Another of the ways our current identity politics is described is by the use of the word “tribal.” This use gives the word a negative connotation. That’s the opposite of its prehistoric usage, but more in line with Biblical usage. In prehistoric times tribal living was how homo sapiens survived. Humans existed as hunter/gatherers in small nomadic tribes of about 25 to 40 people for nearly a million years (Swimme). It was a very successful model. They were bonded together by both kinship and necessity. To be outside of a tribe was practically a death sentence. That’s why banishment was such a severe penalty.
It wasn’t until humans discovered agriculture about 10.000 years ago that many hunter/gatherer tribes abandoned the nomadic lifestyle and settled in the fertile river deltas around the world. When walled cities were developed and division of labor came about, tribal bonds were less necessary and were frequently replaced by loyalty to the city because it was the city that provided protection.
In the Book of Genesis in about 1200 BCE we read about the 12 Tribes of Israel. Each traced its lineage to one of the 12 sons of Jacob. After leaving Egypt, eleven of the twelve were given specific territories and so the tribe’s bonds were based on kinship and geography. The tribe of Levi was given the priestly role of tending to the Temple in Jerusalem. As written in the Book of Exodus, in order to bind the 12 tribes and establish the Israelites as God’s chosen people, Moses was given a covenant from Yahweh. Part of that trans-tribal covenant included rules of behavior.
While Christianity later adopted these tribal rules and called them The Ten Commandments, they were originally Israel specific. The covenant rules only applied to the 12 Tribes.
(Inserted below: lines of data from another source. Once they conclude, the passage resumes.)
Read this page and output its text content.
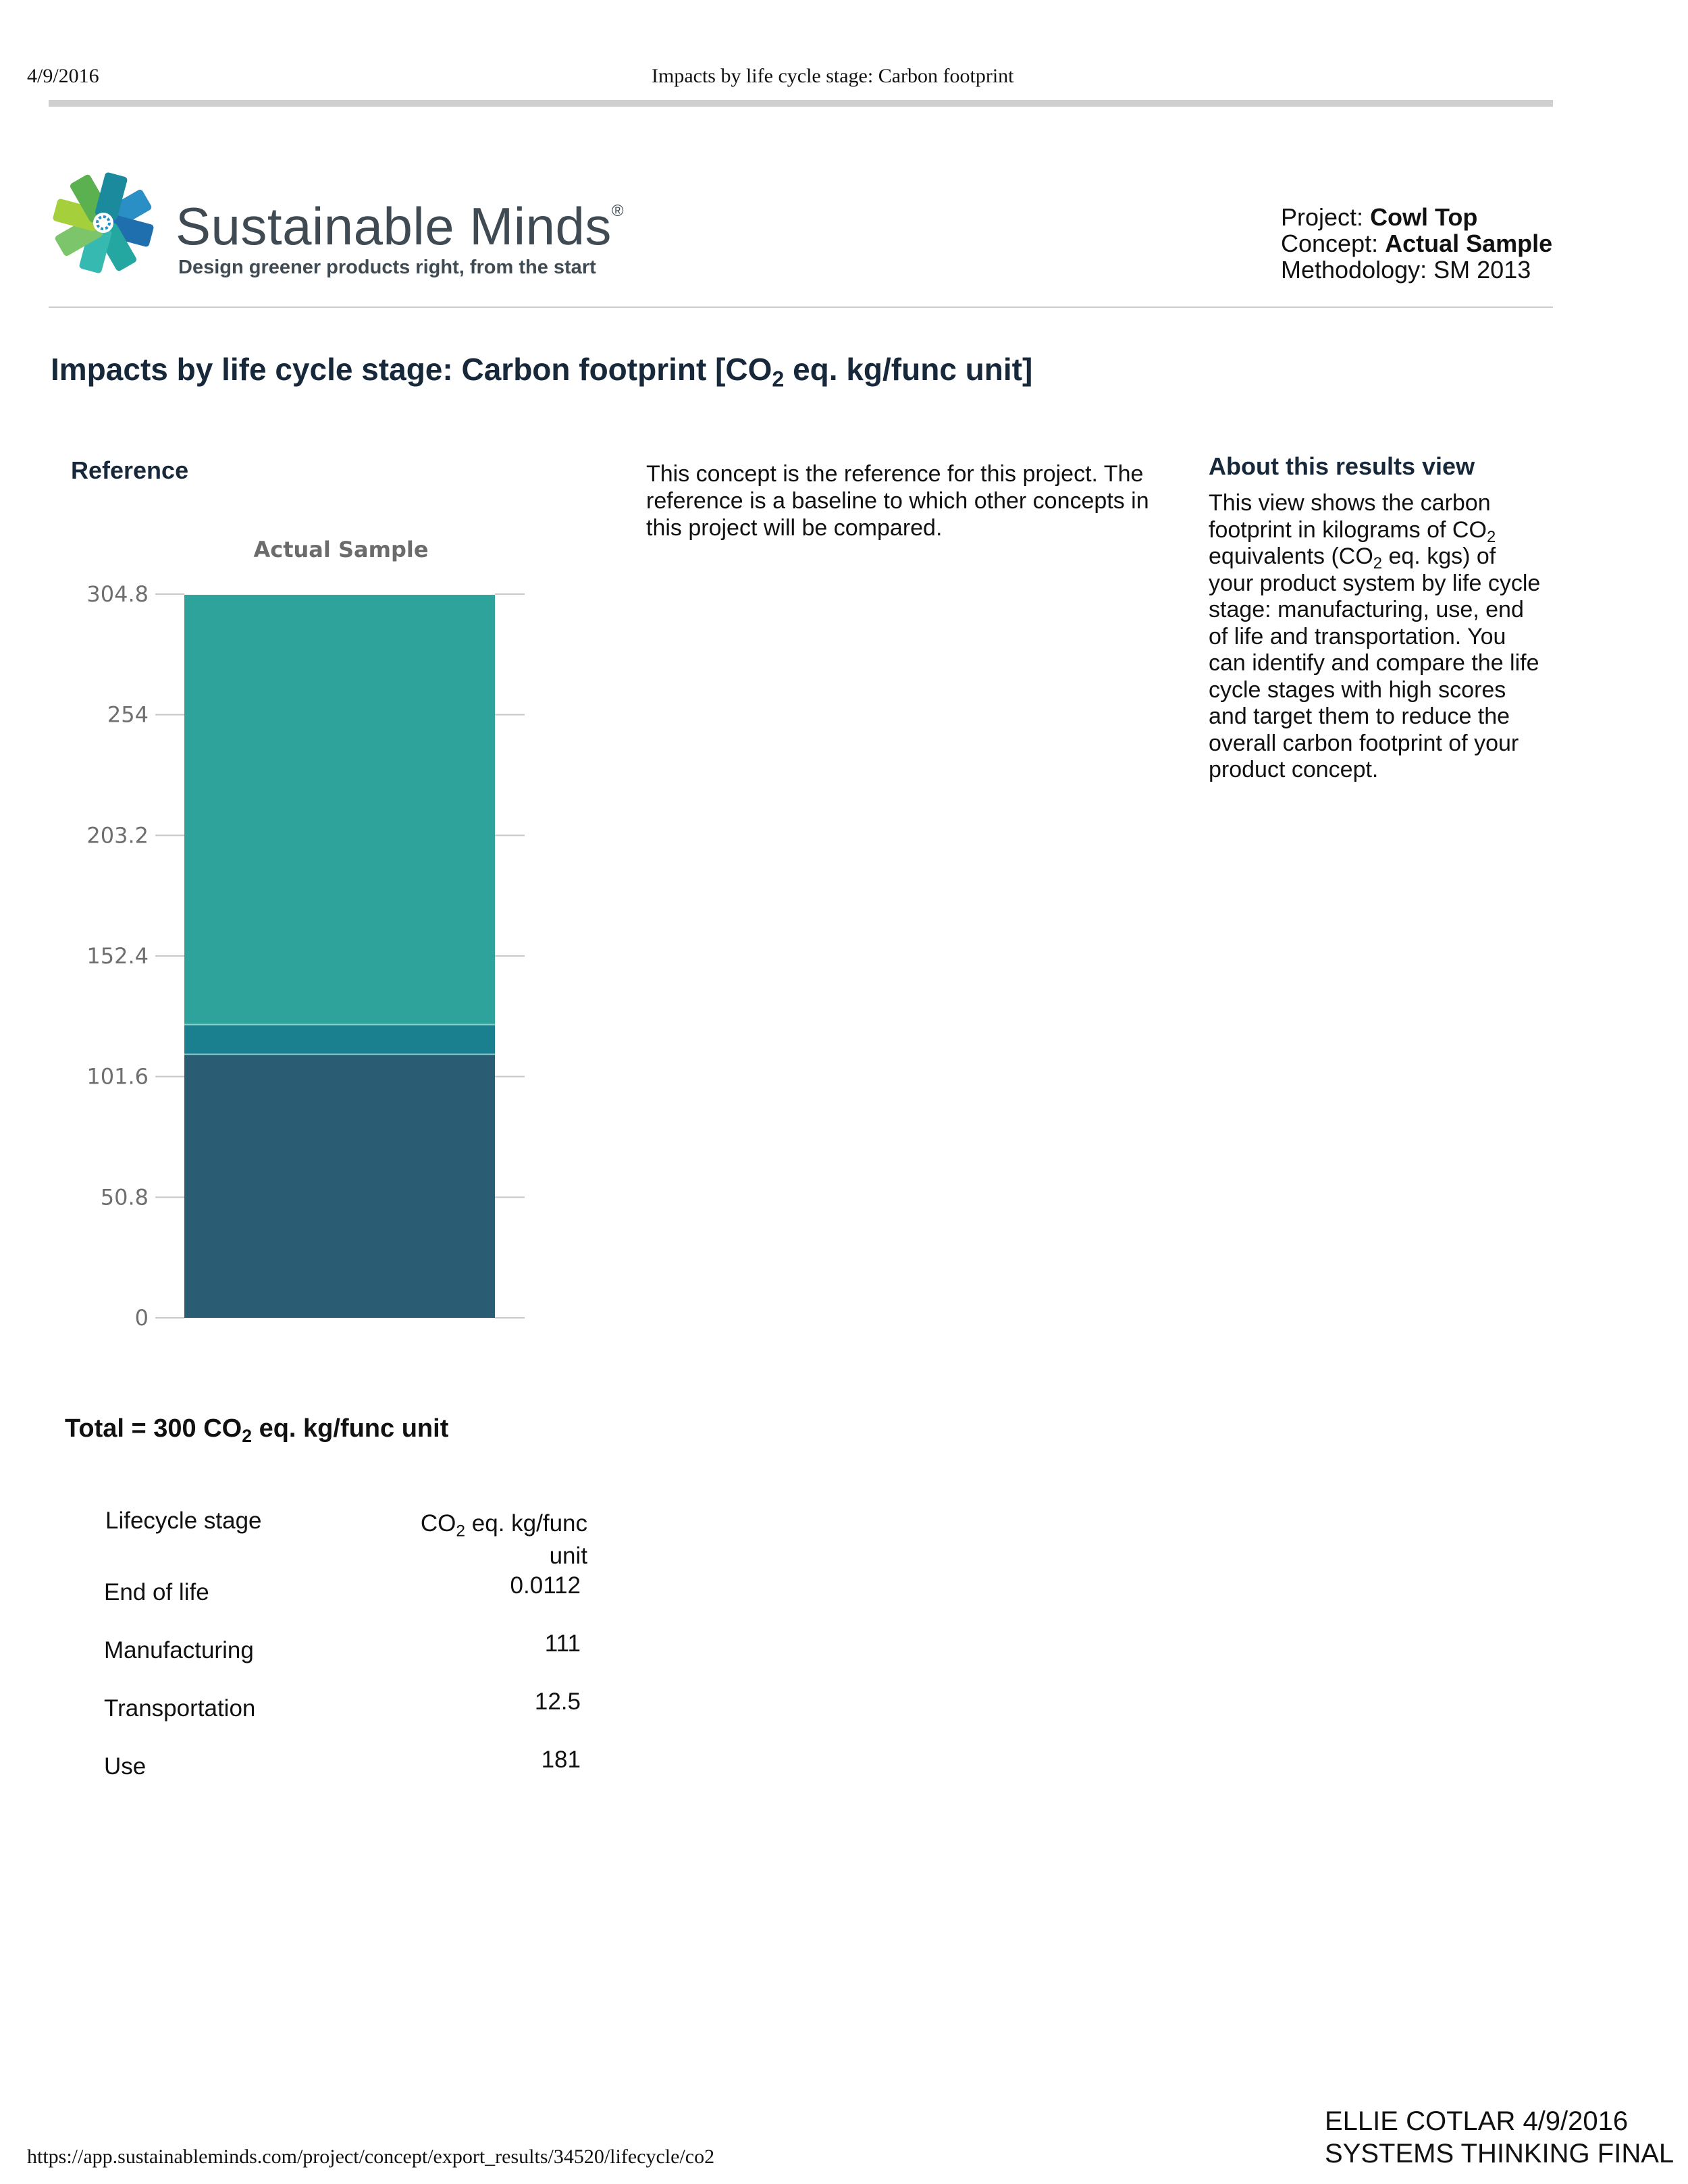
4/9/2016	Impacts by life cycle stage: Carbon footprint
Sustainable Minds®
Design greener products right, from the start
Project: Cowl Top
Concept: Actual Sample
Methodology: SM 2013
Impacts by life cycle stage: Carbon footprint [$CO_2$ eq. kg/func unit]
Reference	This concept is the reference for this project. The reference is a baseline to which other concepts in this project will be compared.
Actual Sample
0
50.8
101.6
152.4
203.2
254
304.8
About this results view
This view shows the carbon footprint in kilograms of $CO_2$ equivalents ($CO_2$ eq. kgs) of your product system by life cycle stage: manufacturing, use, end of life and transportation. You can identify and compare the life cycle stages with high scores and target them to reduce the overall carbon footprint of your product concept.
Total = 300 $CO_2$ eq. kg/func unit
Lifecycle stage	$CO_2$ eq. kg/func
unit
End of life	0.0112
Manufacturing	111
Transportation	12.5
Use	181
ELLIE COTLAR 4/9/2016
SYSTEMS THINKING FINAL
https://app.sustainableminds.com/project/concept/export_results/34520/lifecycle/co2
That’s why we find no contradiction in Exodus with Yahweh saying “Thou shalt not kill,” and in Leviticus Yahweh calls on the Israelites to annihilate other competing tribes. The covenant means “thou shalt not kill another fellow tribal member (Israelite). The rules were inter-tribal, not universal. To make this clear, they used circumcision as a sign of the covenant (The original litmus test?).
So far Republicans and Democrats have not gone this far. But I’m not going to bet against it.